Functional enrichment analysis of S100A2 in endometrial carcinoma. (a) KEGG pathway analysis. (b) Enrichment plots of S100A2-relevant enrichment pathways in h.all.v7.2.symbols.gmt from GSEA. (c) c KRas-signaling-DN, (d) TNFα-signaling-via-NF-κB, (e) IL6-JAK-STAT3-signaling (f) Inflammatory response (g) estrogen-response-early and (h) estrogen-response-late

Discussion

Some members of the S100 family have been identified as playing a tumorigenic role in endometrial carcinoma. For instance, S100A4/non-muscle myosin II signaling has been associated with epithelial–mesenchymal transition and stemness in uterine carcinosarcoma [18], while the inhibition of S100A8 expression is reported to promote apoptosis through the suppression of AKT phosphorylation [19]. Although there have been studies linking S100A8, S100A11 as biomarker candidates for endometrial cancer detection [20], whether any other S100 gene family member is involved in endometrial carcinoma remains unclear. Accordingly, in this study, we analyzed the expression and prognostic value of different S100 genes in this cancer. High S100A2 expression was previously reported to be an independent prognostic biomarker for poor prognosis in stage II and III colorectal cancer [21]. Here, we found that S100A2 also has prognostic significance for endometrial carcinoma.

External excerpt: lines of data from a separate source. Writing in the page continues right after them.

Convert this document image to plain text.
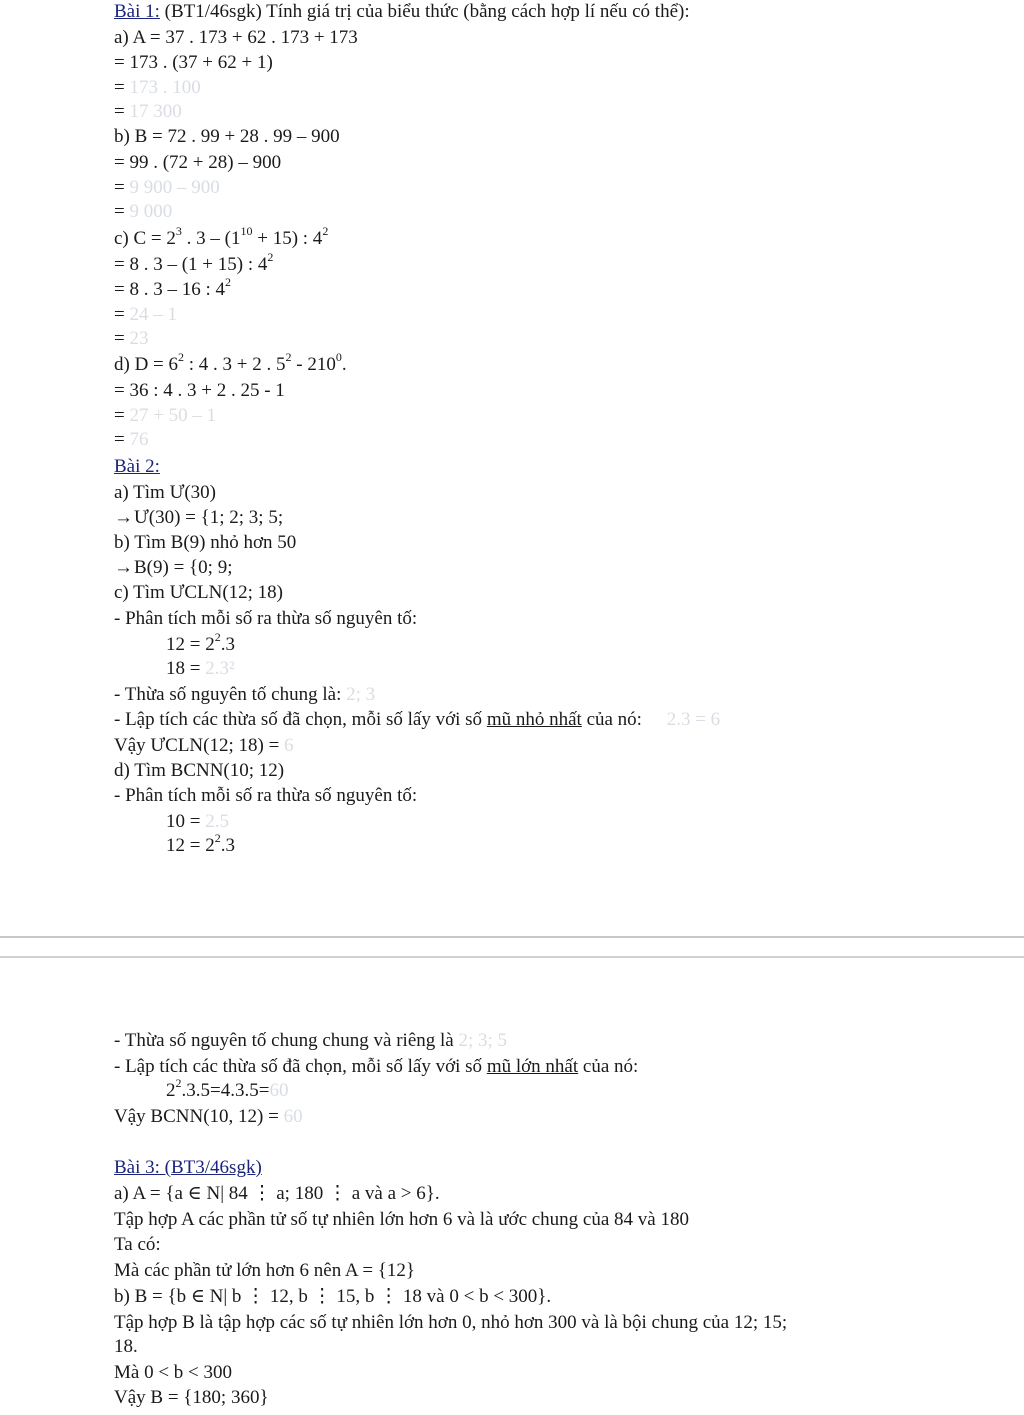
Bài 1: (BT1/46sgk) Tính giá trị của biểu thức (bằng cách hợp lí nếu có thể):
a) A = 37 . 173 + 62 . 173 + 173
= 173 . (37 + 62 + 1)
= 173 . 100
= 17 300
b) B = 72 . 99 + 28 . 99 – 900
= 99 . (72 + 28) – 900
= 9 900 – 900
= 9 000
c) $C = 2^3$ . $3 - (1^{10} + 15)$ : $4^2$
= 8 . 3 – (1 + 15) : $4^2$
= 8 . 3 – 16 : $4^2$
= 24 – 1
= 23
d) $D = 6^2$ : 4 . 3 + 2 . $5^2 - 210^0$.
= 36 : 4 . 3 + 2 . 25 - 1
= 27 + 50 – 1
= 76
Bài 2:
a) Tìm Ư(30)
→Ư(30) = {1; 2; 3; 5;
b) Tìm B(9) nhỏ hơn 50
→B(9) = {0; 9;
c) Tìm ƯCLN(12; 18)
- Phân tích mỗi số ra thừa số nguyên tố:
$12 = 2^2.3$
18 = 2.3²
- Thừa số nguyên tố chung là: 2; 3
- Lập tích các thừa số đã chọn, mỗi số lấy với số mũ nhỏ nhất của nó: 2.3 = 6
Vậy ƯCLN(12; 18) = 6
d) Tìm BCNN(10; 12)
- Phân tích mỗi số ra thừa số nguyên tố:
10 = 2.5
$12 = 2^2.3$
- Thừa số nguyên tố chung chung và riêng là 2; 3; 5
- Lập tích các thừa số đã chọn, mỗi số lấy với số mũ lớn nhất của nó:
$2^2.3.5=4.3.5=60$
Vậy BCNN(10, 12) = 60
Bài 3: (BT3/46sgk)
a) A = {a ∈ N| 84 ⋮ a; 180 ⋮ a và a > 6}.
Tập hợp A các phần tử số tự nhiên lớn hơn 6 và là ước chung của 84 và 180
Ta có:
Mà các phần tử lớn hơn 6 nên A = {12}
b) B = {b ∈ N| b ⋮ 12, b ⋮ 15, b ⋮ 18 và 0 < b < 300}.
Tập hợp B là tập hợp các số tự nhiên lớn hơn 0, nhỏ hơn 300 và là bội chung của 12; 15;
18.
Mà 0 < b < 300
Vậy B = {180; 360}
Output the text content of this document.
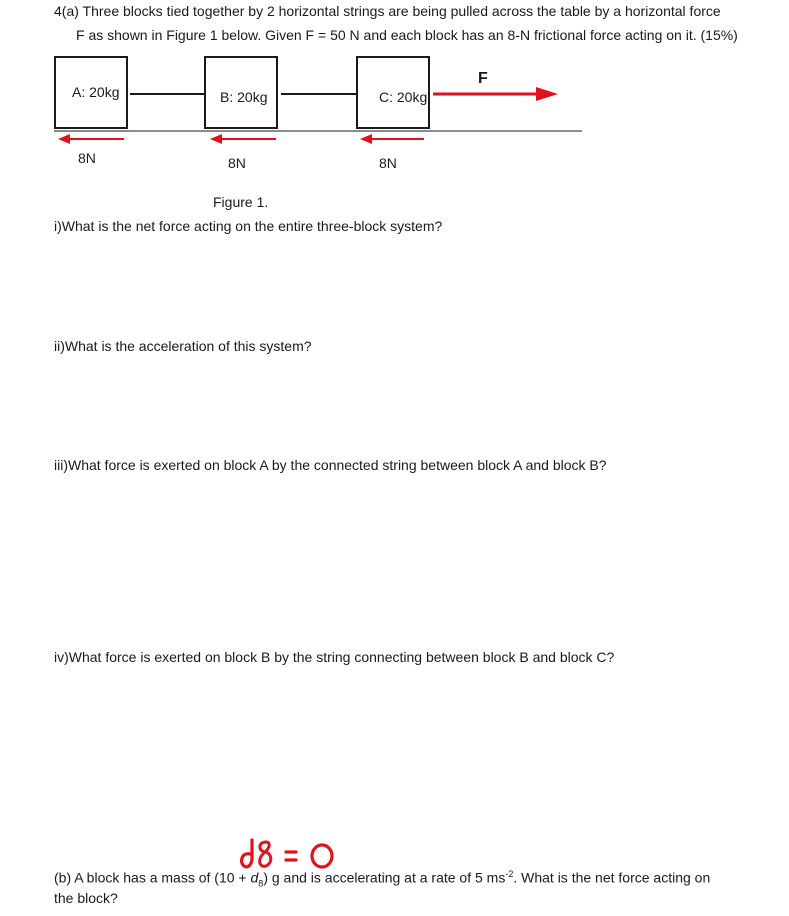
4(a) Three blocks tied together by 2 horizontal strings are being pulled across the table by a horizontal force
F as shown in Figure 1 below. Given F = 50 N and each block has an 8-N frictional force acting on it. (15%)
A: 20kg	B: 20kg	C: 20kg
F
8N	8N	8N
Figure 1.
i)What is the net force acting on the entire three-block system?
ii)What is the acceleration of this system?
iii)What force is exerted on block A by the connected string between block A and block B?
iv)What force is exerted on block B by the string connecting between block B and block C?
(b) A block has a mass of $(10 + d_8)$ g and is accelerating at a rate of 5 $ms^{-2}$. What is the net force acting on
the block?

Different from other S100 proteins, S100A2 is mainly localized to the nucleus and exerts its biological role in a tissue- and cell-specific manner [22]. The expression of several S100 family members is dysregulated in multiple types of tumors, including pancreatic, head and neck, bladder, and prostate cancers [23,24,25,26]. Until recently, S100A2 was thought to be the only protein in the S100 family that was negatively correlated with tumor initiation and progression; however, it was recently shown that high S100A2 expression is associated with FIGO stage as well as with histologic subgroups in gastric cancer [27]. High cytoplasmic S100A2 and/or total S100A2 expression levels were identified as predictors of recurrence risk in patients with oral cancer [28]. High expression of S100A2 is also significantly correlated with worse OS in patients with ovarian cancer [29]. Consistent with these observations, our results revealed that, compared with normal tissue, S100A2 expression was significantly upregulated in endometrial carcinoma tissues at both the mRNA and protein levels.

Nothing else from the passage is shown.